How to Cook a Boneless Inside-Blade Pot Roast

The chuck, or beef shoulder, contains a large number of mostly small muscles running in several different directions. Appropriately, they're known by a similar variety of names in different parts of the country. For example, two different roasts are sold as inside-blade, depending on your butcher's preferences. One is the bottom chuck, also known as a California roast or under-blade roast. The other is the chuck eye, sometimes called a boneless chuck roll. Both versions of inside-blade roast make good pot roast and are cooked the same way in your oven or slow cooker.

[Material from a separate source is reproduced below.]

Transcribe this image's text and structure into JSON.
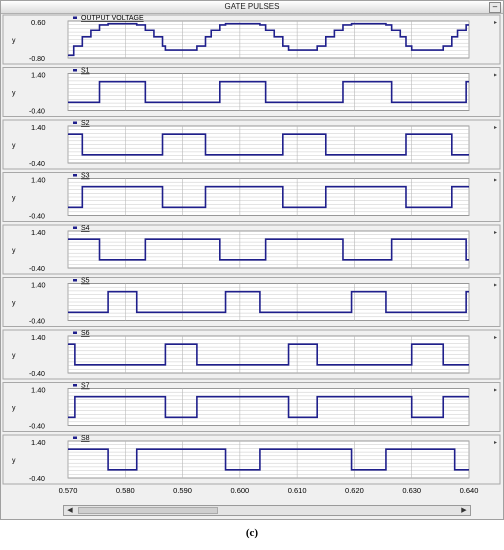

Tender pot roast on a plate. (Image: MSPhotographic/iStock/Getty Images)

Preparing to Braise

Step 1

Trim most of the surface fat from your roast, leaving only 1/8 inch to hold the meat together after it's cooked. Skip this step if your roast is rolled and tied.

Step 2

Sear the roast in a heavy skillet or Dutch oven until it's well browned on all sides. Season the meat with salt and pepper, then set it aside on a clean plate.

Step 3

Add coarsely chopped onions, carrots and celery to the pan and stir them for 5 to 7 minutes, until they're beginning to brown. Lift out the vegetables with a slotted spoon and transfer them to a bowl.

Step 4

Pour off any excess fat from the pan and return it to the heat. Deglaze the pan by pouring in 1/2 cup of broth, water or red wine, then stirring the pan vigorously to dissolve all the browned-on juices from searing the meat. The stuck-on juices contain lots of concentrated savory beef flavor and add greatly to the finished dish.

Dutch-Oven Method

Step 1

Remove your Dutch oven from the heat after deglazing it and return the browned vegetables to the pan. Arrange them to make a pad for the beef, then place the pot roast on top of the vegetables.

Step 2

Add enough extra cooking liquid, such as broth, water or wine, to immerse the bottom 1/3 to 1/2 of the roast. Add any flavoring ingredients you wish, such as bay leaves, peppercorns or garlic cloves.

Step 3

Cover the Dutch oven with its lid and slide it into the middle of an oven preheated to 325 degrees Fahrenheit.

Step 4

Simmer the pot roast for 3 to 4 hours, turning it once or twice, until the beef is tender enough to easily insert a fork and twist away a tender morsel. Remove the pot roast from the Dutch oven and transfer it to a serving platter. Let it rest under a loose covering of foil while you prepare the sauce.

Step 5

Strain the cooking juices into a heatproof container, such as a tall, narrow measuring cup, and skim off the fat that rises to the surface. Pour the juices into a saucepan and simmer them until they're thick enough to use as a sauce. Serve the sauce with your pot roast and its side dishes.

Slow-Cooker Method

Step 1

Arrange the browned vegetables in the bottom of your slow cooker to make a cushion for the roast. Place the beef on top of them and pour in the juices from the Dutch oven or skillet.

Step 2

Pour in enough additional broth or wine to come halfway up the sides of the pot roast. Add flavorings such as bay leaf or garlic as desired.

Step 3

Replace the lid on your slow cooker and plug it in. Simmer the pot roast for 3 to 4 hours on the "High" setting or 6 to 8 hours on the "Low" setting, whichever best suits your schedule for the day. The beef is done when it's meltingly tender and you can easily pull off a mouthful with your fork.

Step 4

Remove the beef carefully to a serving tray. It might fall apart under its own weight, so it's helpful to hold the tray right next to the slow cooker.

Step 5

Strain the cooking liquids from the slow cooker and skim any excess fat from the surface. Simmer the braising liquid in a saucepan until it's thick enough to coat the back of a spoon. Taste it and adjust the seasoning if necessary, then serve the sauce with your pot roast and choice of side dishes.

Things You'll Need

  • Coarsely chopped onions, celery and carrots

  • Cooking liquids such as water, broth or wine

  • Salt and pepper

  • Fork

  • Serving tray

  • Saucepan

Tip

If you want to cook potatoes or vegetables alongside the roast, add them during the last hour of cooking.

Pot roast is edible once it reaches the well-done stage, but it isn't finished at that stage. The meat must linger at an internal temperature just under the boiling point until its tough connective tissues dissolve into gelatin. This is what gives pot roast its characteristically lush and tender texture.